Spokesman Bob Roberts said: “McCain are fully recognisant of the fishermen’s concerns and have offered to fund an independent study by Cardiff University, possibly supported by Hull University on the local campus of the effect of the discharges over a prolonged period into the sea and how its dispersed along the coastline also its effect on marine life, along with water quality and seabed conditions.
“This was welcomed by the fishermen as a major step forward into allaying any fears on the impact of the discharges since they commenced from the long outfall pipeline in 1998.”
Mr Roberts said the group had been campaigning since 2009 to have some kind of say in what is being pumped out into the sea.
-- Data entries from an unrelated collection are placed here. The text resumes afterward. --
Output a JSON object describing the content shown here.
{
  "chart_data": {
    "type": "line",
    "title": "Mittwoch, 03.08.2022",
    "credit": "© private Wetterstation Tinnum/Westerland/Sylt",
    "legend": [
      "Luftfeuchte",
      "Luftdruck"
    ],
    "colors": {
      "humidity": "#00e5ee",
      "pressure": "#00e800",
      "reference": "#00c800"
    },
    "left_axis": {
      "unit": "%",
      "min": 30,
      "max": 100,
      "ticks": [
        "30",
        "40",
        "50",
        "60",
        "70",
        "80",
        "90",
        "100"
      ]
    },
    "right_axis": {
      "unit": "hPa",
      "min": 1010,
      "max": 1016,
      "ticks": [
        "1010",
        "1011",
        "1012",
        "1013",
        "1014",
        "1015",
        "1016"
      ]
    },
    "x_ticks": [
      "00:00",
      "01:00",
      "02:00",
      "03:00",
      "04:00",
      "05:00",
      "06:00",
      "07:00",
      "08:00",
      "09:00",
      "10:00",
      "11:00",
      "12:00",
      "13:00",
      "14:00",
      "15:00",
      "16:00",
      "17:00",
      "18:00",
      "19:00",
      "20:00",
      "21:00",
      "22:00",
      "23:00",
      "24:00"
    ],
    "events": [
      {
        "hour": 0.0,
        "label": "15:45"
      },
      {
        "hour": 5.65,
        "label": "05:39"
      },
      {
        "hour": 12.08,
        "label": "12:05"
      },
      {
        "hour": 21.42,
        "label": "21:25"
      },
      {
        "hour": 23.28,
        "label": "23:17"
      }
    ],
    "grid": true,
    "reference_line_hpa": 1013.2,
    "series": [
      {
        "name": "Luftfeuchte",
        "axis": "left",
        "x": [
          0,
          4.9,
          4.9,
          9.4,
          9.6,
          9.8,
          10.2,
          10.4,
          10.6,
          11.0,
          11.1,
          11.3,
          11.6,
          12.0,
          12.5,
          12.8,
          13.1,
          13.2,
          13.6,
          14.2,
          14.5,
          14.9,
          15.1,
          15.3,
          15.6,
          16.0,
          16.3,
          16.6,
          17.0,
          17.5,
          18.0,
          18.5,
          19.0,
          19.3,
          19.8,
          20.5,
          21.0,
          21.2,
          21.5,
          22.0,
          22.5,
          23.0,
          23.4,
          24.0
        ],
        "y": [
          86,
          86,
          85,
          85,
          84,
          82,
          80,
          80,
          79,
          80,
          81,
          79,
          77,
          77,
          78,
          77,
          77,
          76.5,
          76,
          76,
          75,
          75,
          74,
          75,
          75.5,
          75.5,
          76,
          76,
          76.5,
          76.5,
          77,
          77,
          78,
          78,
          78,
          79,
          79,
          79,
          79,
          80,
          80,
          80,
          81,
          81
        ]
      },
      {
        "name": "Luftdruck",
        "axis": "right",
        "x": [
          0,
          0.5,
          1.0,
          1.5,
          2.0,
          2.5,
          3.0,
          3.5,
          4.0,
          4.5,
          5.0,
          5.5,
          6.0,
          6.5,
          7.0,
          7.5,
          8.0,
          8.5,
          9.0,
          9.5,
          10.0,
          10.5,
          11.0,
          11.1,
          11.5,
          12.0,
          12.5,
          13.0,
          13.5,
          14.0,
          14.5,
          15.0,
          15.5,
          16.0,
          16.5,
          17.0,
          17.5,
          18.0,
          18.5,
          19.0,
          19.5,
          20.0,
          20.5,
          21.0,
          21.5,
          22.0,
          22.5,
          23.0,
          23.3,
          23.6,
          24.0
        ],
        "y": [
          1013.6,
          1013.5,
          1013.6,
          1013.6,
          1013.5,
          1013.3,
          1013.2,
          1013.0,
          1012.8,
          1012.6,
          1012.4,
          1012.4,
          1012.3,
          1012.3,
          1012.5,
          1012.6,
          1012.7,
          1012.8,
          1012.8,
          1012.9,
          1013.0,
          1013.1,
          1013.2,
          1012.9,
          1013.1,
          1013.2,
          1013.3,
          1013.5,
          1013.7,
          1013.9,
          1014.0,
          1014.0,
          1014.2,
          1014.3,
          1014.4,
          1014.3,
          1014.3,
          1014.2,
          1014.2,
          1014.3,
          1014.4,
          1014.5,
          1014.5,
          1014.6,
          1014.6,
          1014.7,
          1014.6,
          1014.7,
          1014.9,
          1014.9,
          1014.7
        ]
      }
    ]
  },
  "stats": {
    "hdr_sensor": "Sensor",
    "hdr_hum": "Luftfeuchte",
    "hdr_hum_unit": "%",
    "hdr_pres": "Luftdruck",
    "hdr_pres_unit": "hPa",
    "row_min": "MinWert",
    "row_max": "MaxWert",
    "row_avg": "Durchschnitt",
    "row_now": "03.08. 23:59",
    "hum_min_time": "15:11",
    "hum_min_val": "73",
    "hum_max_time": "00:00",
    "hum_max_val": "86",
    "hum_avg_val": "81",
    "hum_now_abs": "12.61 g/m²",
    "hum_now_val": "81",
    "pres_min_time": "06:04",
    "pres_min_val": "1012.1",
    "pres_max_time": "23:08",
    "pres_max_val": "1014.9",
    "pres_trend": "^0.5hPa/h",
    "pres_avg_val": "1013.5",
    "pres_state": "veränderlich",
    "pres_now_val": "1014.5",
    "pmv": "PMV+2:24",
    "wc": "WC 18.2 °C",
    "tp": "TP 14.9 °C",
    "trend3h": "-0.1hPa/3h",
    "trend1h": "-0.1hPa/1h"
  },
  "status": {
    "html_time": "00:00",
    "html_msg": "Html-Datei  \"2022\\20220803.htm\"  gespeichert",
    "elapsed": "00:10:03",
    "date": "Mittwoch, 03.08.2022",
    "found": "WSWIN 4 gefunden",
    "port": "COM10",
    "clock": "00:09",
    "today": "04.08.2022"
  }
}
Bill Bartlett, corporate affairs director at McCain, said: “During the meeting the fishermen outlined their perspective and we were also able to explain and demonstrate how we use water and then clean it and how our strict monitoring regime ensures we operate in full compliance with our Environment Agency consent and all other regulations.
“We’ve been in Scarborough a long time and always sought to work with the community as a responsible employer and neighbour. So as part of this commitment, following our discussions with the fishermen, we are collating data from previous scientific studies and looking at options for obtaining more through research undertaken in co-operation with them.”
A spokesman for Yorkshire Water said: “We are aware of a leak on one of our outfalls that discharges organic waste into the sea. It does not pose a risk to public health. While the majority of the organic waste – predominantly starchy water – is discharging from the end of the outfall as it normally would, some is escaping closer to the shoreline and not dispersing as quickly as we would hope.
“We have informed the council and are working with the Marine Maritime Organisations to obtain the necessary licences to carry out a repair, after which we will be appointing an accredited specialist company to assist with cleaning the foreshore area.” He added that repair work would begin as soon as a public consultation had been carried out by the Marine Management Organisation.
Yorkshire Water said: “We would like to reassure local residents that we are working as fast as we can to remedy the situation.”
Both Cornelian Bay and Knipe Point as classed as Sites of Special Scientific Interest (SSSIs).
The law prohibits certain activities in SSSIs and lays out duties on how they should be managed and protected.
It is an offence to intentionally or recklessly damage, disturb or destroy land known to be an SSSI or intentionally or recklessly disturb the wildlife.
A spokesman from the Environment Agency said it was their understanding that work was currently being done on the long outflow pipe from McCain, so the visible discharge could be down to the short pipe being used instead. The spokesman said they did not believe the matter to be a dangerous pollutant, but that they would be speaking to Yorkshire Water and looking more closely at what is happening in the Cornelian Bay area.